Extrait de Gilles de Rais de Lanza del Vasto

Publié le 25 Juin 2012

L’œuvre témoigne de l’ouvrier, il suffit donc, enseignait le Bonhomme, de considérer ce monde avec les yeux de la sagesse pour en déceler l’auteur. Comment l’auteur d’un tel monde serait-il Dieu ? (…) Le Créateur n’en doute pas, c’est Lucifer.

 

Au sommet du ciel invisible en son palais de lumière, Dieu régnait comme il règne, entouré de ses anges et de leur louange heureuse, tandis que sous eux les sphères des éléments, pures et impérissables comme leur auteur, résonnaient à la voix de Son vouloir.

Lucifer qu’on appelle encore Lucibel pour sa haute beauté était le Connétable du Royaume, le Prince de la Lumière.

Il en conçut fol orgueil et le dessein d’usurper le trône de Dieu même, lequel connut son projet et le chassa de devant sa face, ainsi que les Princes des quatre éléments qui étaient entrés dans le complot et le tiers des milices célestes.

Il se réfugia avec les siens au coin le plus reculé du firmament et là, travaillé de remord et de peur, il cria merci : Seigneur ne nous détruisez pas, accordez-nous le temps, nous vous rendrons tout.

Dieu le couvrit de Sa miséricorde et le laissa maître des instruments de son rachat.

Ce fut ainsi qu’aidé de ses compagnons Lucifer entreprit l’œuvre des sept jours.

Des joyaux de la couronne brisée il fit le soleil, la lune et les étoiles, puis il forgea la mer la terre les pierres les plantes feuille à feuille, les bêtes jusqu’aux petits poils sous l’oreille, avec un art insigne et un ardent désir d’ordre et de bien, mais lui-même déchu, tourmenté tourmentant ce qui gît en son pouvoir, jaloux irritable injuste souvent trompé parfois trompeur comme le montrent les Écritures des Juifs qui ne parlent que de lui.

Or deux anges qui s’étaient gardés de la révolte par crainte furent mus de curiosité pour la demeure que leur ancien maître se bâtissait par ses propres moyens à l’écart de l’Éternel.

Ils se présentèrent devant Dieu et lui requirent licence de l’aller visiter, afin de conforter les autre anges dans leur fidélité, par les récits qu’ils rapporteraient de ce gouffre d’horreur.

Dieu les punit de leur tiédeur et de leur feintise en leur accordant ce qu’ils demandaient.

Aussitôt arrivés ils s’endormirent par l’effet des vapeurs d’ici-bas.

C’était une belle proie pour le maître du lieu qui jeta sur eux le filet d’un corps de boue.

Il dressa autour d’eux le paradis terrestre pour leur faire oublier l’autre.

Seul le fruit de l’arbre de la connaissance eût pu en rendre le souvenir, c’est pourquoi il leur interdit, les recevant d’ailleurs en hôtes bienvenus en son domaine.

Mais s’avisant que l’attrait du plaisir était trop mince et qu’ils pouvaient rompre leurs liens n’importe quand, il leur tendit son piège.

Et se glissant dans le corps du serpent il séduisit d’abord Eve et par elle Adam.

Lesquels incontinent se souvinrent du ciel où tout est en tout par grâce d’amour, eurent chagrin de leur solitude et honte de leur corps de boue.

Ils s’enflammèrent du désir de s’unir comme en haut et s’y essayèrent selon la gauche et sale façon que permettent les issus dudit corps.

Sur quoi le Séducteur simula la colère pour les chasser du Paradis dont il n’avait plus besoin pour les retenir depuis qu’ils étaient tombés dans le péché.

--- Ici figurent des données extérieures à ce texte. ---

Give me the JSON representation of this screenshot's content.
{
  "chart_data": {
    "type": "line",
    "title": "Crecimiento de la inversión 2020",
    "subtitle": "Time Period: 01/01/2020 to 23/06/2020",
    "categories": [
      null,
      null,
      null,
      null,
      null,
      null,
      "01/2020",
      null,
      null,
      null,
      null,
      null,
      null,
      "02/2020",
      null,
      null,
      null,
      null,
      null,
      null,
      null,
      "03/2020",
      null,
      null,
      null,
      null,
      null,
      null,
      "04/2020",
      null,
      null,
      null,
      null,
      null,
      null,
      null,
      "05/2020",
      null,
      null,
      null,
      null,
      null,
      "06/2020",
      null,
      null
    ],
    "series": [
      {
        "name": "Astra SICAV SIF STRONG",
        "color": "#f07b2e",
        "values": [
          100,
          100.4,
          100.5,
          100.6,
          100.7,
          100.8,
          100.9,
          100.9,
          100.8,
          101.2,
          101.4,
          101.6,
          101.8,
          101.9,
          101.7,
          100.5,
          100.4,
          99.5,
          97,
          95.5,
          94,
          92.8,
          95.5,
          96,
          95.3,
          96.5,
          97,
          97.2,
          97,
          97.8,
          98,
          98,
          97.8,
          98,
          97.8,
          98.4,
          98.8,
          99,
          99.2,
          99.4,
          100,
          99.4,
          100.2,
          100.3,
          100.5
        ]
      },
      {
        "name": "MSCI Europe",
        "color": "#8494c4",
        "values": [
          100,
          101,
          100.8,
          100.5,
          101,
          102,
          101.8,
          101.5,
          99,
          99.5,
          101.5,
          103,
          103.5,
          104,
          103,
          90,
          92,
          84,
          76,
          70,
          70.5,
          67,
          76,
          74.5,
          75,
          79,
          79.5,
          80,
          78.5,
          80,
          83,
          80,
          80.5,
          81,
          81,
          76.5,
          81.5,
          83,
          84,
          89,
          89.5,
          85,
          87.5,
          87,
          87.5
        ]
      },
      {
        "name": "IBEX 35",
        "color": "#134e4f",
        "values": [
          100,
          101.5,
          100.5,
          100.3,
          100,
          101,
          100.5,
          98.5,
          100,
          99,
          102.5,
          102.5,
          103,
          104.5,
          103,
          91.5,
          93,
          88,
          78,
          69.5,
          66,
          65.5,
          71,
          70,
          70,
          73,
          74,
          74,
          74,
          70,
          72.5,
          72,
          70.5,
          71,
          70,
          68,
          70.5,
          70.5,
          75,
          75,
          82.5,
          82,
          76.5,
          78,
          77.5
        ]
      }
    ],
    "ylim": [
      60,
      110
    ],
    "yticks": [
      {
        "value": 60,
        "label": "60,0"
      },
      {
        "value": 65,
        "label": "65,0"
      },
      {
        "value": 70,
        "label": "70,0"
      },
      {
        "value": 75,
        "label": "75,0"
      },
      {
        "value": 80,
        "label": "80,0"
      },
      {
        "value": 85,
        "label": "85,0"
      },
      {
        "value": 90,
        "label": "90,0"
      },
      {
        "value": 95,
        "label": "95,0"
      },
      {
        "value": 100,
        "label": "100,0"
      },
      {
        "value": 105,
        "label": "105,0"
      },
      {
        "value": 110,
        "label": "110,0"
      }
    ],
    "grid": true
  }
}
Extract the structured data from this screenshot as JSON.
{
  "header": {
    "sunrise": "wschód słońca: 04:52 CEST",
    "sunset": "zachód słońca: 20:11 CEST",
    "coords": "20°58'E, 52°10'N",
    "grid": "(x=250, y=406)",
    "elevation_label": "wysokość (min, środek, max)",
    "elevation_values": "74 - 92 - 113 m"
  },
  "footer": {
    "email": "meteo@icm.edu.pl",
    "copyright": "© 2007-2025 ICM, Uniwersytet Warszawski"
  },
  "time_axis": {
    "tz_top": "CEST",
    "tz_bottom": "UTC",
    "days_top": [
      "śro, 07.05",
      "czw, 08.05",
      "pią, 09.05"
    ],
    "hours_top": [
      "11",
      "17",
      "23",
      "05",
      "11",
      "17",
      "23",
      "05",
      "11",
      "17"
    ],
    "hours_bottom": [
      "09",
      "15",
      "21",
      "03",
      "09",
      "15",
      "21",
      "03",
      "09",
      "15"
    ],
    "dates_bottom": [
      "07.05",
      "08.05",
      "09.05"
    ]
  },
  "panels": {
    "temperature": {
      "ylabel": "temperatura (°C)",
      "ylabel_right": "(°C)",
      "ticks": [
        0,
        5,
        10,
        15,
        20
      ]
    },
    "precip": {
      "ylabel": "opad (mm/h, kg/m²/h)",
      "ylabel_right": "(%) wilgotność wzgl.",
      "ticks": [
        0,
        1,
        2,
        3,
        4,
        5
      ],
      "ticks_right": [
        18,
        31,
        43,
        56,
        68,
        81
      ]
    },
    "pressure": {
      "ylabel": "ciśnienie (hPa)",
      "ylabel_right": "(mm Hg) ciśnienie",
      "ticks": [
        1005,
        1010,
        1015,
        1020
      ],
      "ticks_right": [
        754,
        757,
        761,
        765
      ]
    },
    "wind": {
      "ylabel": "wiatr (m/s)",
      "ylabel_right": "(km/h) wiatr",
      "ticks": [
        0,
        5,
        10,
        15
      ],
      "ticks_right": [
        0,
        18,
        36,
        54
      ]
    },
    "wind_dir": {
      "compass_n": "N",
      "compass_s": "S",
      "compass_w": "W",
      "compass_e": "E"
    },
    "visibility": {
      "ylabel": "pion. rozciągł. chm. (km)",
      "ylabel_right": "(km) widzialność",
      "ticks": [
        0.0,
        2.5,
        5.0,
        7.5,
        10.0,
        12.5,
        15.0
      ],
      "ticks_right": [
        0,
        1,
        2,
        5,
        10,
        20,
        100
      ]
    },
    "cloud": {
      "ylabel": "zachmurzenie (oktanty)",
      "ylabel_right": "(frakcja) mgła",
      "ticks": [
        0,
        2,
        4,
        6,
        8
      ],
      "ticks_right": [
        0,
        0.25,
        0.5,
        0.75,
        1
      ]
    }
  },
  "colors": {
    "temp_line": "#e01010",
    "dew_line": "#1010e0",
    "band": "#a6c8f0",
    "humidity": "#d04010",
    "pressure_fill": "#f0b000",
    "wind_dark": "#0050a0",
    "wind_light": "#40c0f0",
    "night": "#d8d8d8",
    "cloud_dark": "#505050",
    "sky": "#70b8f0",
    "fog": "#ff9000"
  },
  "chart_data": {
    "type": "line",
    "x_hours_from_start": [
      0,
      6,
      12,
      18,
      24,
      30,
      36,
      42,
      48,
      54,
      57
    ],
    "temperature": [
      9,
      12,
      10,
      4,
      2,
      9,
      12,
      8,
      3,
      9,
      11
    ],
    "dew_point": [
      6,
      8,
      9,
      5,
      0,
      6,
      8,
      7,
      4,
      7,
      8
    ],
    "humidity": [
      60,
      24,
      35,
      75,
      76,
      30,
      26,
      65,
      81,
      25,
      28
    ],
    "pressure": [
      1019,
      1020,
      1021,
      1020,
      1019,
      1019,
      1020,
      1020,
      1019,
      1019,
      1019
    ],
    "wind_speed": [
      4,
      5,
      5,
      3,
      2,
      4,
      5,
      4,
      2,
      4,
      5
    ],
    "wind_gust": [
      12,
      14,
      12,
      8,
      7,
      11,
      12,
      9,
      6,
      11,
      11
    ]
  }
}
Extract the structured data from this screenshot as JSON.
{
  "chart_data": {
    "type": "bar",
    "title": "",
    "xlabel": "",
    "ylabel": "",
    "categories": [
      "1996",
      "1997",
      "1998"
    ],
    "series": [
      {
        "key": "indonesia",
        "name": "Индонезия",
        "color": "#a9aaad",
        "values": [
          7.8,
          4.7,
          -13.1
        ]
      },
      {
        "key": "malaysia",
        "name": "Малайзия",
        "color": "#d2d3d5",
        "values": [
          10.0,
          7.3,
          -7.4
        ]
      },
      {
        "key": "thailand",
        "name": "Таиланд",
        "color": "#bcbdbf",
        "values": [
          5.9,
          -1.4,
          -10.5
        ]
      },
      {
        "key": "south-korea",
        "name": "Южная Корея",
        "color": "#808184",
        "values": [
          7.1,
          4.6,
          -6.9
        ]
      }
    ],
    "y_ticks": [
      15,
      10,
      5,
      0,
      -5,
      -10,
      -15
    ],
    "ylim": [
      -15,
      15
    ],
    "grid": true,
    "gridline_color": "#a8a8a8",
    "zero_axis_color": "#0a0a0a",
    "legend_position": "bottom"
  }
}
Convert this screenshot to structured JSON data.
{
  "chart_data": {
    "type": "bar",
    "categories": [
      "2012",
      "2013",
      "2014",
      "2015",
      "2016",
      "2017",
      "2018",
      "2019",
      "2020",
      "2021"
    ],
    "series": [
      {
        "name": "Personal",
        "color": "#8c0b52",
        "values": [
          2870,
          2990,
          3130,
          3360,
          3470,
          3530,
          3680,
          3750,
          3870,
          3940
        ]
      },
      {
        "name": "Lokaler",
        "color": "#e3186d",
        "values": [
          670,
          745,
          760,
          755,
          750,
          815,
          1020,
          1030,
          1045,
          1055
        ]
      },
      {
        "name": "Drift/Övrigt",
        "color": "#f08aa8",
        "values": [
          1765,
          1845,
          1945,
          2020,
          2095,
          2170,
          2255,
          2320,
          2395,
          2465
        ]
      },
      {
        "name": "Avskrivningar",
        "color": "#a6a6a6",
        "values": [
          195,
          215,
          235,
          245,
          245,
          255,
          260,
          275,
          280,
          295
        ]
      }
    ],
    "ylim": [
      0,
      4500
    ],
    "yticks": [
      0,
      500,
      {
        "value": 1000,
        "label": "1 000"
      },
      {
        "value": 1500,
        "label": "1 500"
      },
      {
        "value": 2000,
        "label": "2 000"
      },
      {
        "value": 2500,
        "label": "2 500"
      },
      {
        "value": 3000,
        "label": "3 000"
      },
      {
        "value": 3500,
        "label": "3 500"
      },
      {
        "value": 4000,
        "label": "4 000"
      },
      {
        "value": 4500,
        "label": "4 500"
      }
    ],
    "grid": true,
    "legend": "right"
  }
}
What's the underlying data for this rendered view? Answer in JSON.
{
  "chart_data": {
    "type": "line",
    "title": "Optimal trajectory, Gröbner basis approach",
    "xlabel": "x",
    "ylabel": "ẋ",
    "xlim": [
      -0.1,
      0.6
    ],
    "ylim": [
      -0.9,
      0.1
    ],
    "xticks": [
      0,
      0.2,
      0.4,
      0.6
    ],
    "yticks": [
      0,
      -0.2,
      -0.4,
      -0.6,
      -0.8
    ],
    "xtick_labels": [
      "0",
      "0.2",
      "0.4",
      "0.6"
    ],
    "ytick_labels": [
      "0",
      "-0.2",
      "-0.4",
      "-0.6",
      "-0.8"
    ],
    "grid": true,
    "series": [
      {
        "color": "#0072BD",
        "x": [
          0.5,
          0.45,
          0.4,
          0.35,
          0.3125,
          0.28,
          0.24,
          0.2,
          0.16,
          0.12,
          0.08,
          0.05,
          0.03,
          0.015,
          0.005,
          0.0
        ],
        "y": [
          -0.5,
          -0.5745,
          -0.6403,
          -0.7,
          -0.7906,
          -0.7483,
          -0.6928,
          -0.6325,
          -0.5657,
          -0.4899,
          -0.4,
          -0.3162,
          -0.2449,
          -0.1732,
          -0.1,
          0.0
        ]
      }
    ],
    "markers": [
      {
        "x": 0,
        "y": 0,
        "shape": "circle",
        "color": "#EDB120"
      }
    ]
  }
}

Le péché d’Adam n’a pas été de mordre au fruit de la Connaissance, en quoi il n’a fait que désobéir au diable et s’élever d’un degré dans la perfection, mais de choir dans le désir charnel par quoi il s’est lié à lui.

Par quoi mourant à son éternité, il s’est multiplié divisé répandu dans sa progéniture, est descendu sous terre par sa mort, est entré par ses démérites en divers corps de bêtes et de choses, est devenu le ferment le plus actif, le plus souffrant aussi, de la cuve en travail de ce monde.

Tant qu’enfin Dieu prit en pitié la mésaventure de ses deux anges et surtout leur prière inefficace parce que mal adressée.

Il leur envoya le premier des anges le Christ notre Seigneur pour leur enseigner la prière, la voie du retour, la victoire sur le monde, sur la mort, sur le désir et sur les incarnations.

Mais ce monde durera autant que le péché car il naît de lui et dure pour l’expier.

Le Prince de ce monde gagnera son pardon le dernier.